Boyd’s Zone – How architect Robin Boyd influenced Australia.

Posted on March 2, 2010


Robin Boyd was a seminal Australian architect and author, and a member of the exceptionally talented Boyd family that included, among others, the novelist Martin Boyd and the renowned Australian painter, Arthur Boyd.

Robin Boyd was a pioneer in Australia’s modern architecture, and is arguably the country’s most influential architect, with his innovative designs finding international acclaim.

His own home in Melbourne’s South Yarra, which he designed in 1958, reflects his understanding of the need to harmoniously balance the natural environment with the living space, and there is a sense of synergy and functionality between the spaces and those that would occupy it.

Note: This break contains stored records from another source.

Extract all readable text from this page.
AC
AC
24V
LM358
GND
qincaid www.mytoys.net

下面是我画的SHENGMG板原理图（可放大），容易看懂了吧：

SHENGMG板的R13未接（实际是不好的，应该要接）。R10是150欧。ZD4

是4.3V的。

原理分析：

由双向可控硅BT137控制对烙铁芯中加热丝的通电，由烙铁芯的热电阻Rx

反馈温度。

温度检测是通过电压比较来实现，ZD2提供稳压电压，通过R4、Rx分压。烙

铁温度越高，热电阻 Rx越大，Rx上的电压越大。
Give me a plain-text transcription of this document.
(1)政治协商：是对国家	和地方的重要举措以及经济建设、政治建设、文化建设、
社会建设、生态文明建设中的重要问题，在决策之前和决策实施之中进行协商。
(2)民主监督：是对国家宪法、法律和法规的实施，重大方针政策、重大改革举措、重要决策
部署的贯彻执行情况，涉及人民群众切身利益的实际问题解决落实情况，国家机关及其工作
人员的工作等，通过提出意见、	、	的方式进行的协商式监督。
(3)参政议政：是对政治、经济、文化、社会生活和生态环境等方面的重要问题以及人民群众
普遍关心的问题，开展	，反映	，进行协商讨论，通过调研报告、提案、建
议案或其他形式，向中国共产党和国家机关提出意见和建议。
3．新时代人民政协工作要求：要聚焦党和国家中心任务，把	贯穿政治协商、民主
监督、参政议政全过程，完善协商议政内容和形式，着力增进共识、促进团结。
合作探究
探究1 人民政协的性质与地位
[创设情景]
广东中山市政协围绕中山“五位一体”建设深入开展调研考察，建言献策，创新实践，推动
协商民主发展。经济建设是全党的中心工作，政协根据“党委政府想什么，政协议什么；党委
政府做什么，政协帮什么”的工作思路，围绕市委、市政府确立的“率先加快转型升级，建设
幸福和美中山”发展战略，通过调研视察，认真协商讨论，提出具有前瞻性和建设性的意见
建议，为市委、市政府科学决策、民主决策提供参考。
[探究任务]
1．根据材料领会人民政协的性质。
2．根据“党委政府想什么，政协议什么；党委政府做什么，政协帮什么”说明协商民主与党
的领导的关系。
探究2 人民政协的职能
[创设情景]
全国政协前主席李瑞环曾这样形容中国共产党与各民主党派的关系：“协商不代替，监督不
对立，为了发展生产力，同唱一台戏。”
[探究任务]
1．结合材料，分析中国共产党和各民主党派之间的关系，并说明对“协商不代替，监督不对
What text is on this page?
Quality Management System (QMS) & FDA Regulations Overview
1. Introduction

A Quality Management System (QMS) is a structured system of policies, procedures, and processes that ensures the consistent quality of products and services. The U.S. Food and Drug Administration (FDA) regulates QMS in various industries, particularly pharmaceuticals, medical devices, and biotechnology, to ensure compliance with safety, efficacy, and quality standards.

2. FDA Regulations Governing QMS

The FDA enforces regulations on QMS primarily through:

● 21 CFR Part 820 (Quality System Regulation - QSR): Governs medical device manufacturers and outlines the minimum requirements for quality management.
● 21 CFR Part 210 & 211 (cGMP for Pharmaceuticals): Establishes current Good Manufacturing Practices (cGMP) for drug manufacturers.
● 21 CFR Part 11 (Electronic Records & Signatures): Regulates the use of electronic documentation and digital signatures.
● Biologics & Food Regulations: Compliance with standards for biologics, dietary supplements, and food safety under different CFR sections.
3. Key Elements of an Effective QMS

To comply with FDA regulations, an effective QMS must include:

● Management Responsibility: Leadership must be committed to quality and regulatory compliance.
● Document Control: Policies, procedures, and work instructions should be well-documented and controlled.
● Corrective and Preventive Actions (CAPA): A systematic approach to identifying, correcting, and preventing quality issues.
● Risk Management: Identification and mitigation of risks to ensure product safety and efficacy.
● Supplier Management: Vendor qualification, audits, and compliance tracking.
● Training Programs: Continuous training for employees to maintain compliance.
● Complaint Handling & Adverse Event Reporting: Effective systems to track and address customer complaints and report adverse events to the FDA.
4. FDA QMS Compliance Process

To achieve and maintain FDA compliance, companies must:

Boyd’s home was simply way ahead of its time in terms of dedicated spacing and zoning. The master bedroom doubles as a reception and living area, which leads down to a more formal lounge and dining area, with a galley kitchen at one end. Separated by a courtyard garden is the pavilion-styled children’s wing, containing three bedrooms, a bathroom and Boyd’s own study, leaving the main house for the adults and entertaining. The two halves of the house face one another over the expanse of the courtyard, so that there is a communication with the outside space as well as a cohesive connection to the building as a whole.

Boyd focused strongly on urban design and strove to create a cultural identity through his architecture and, through his writing, actively promoted the benefits of design in the built environment. It was his desire to create a wider public understanding of design and its place in contemporary Australia.

Although Robin Boyd is no longer with us, his influence is still seen in many modern Australian homes, something of which he would be very proud.